The trends are world wide: people and goods are increasingly mobile, compact cities develop into urban networks, industrialising agriculture is becoming footloose, rural life becomes urban life in a green setting. Social segregation, traffic nuisance, urban sprawl and other unwanted impacts of these trends challenge urban and regional planners. The search for planning answers to these issues is further complicated by the need for sustainable development at a global scale. What is the role of ecology in the context of the discussions on the future of town and country? The traditional, and still dominant, approach is based on the polarity of urban and rural worlds. In this perspective, ecology focuses on the ‘nature’ of protected areas and biodiversity. The papers in this special issue explore the prospects of a wider perspective in which natural processes are seen as basic to both, rural and urban development.

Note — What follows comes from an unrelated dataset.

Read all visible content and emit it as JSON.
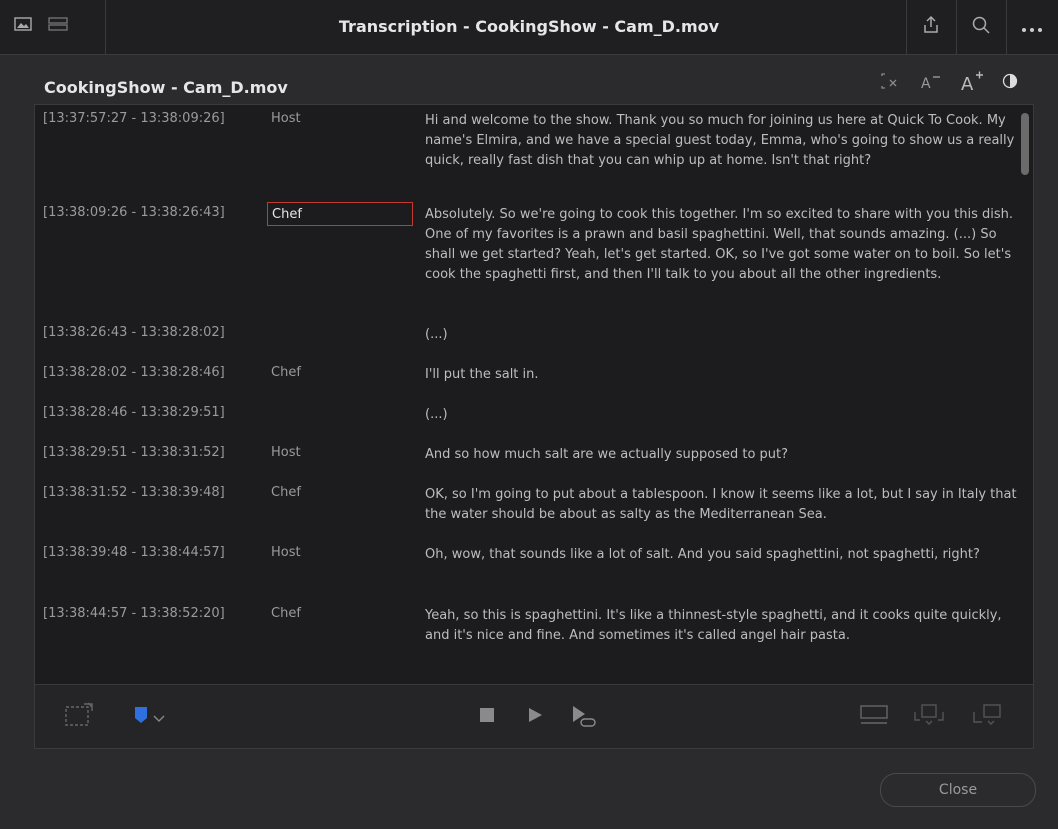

This article is digging up the fundamental ‘discourses’ underlying the two approaches to ecology and nature. Firstly, the ‘object-oriented’ and ‘process-oriented’ discourses are analysed. Secondly, the prospects of a process-oriented discourse are illustrated with plans for the Dutch Randstad and the German Ruhr area. Then, some new concepts are introduced that may strengthen the institutional conditions for the process-oriented approach. Discourses, concepts, plans and projects all circle around the central question in this article about the role of ecology in planning the edge of the city.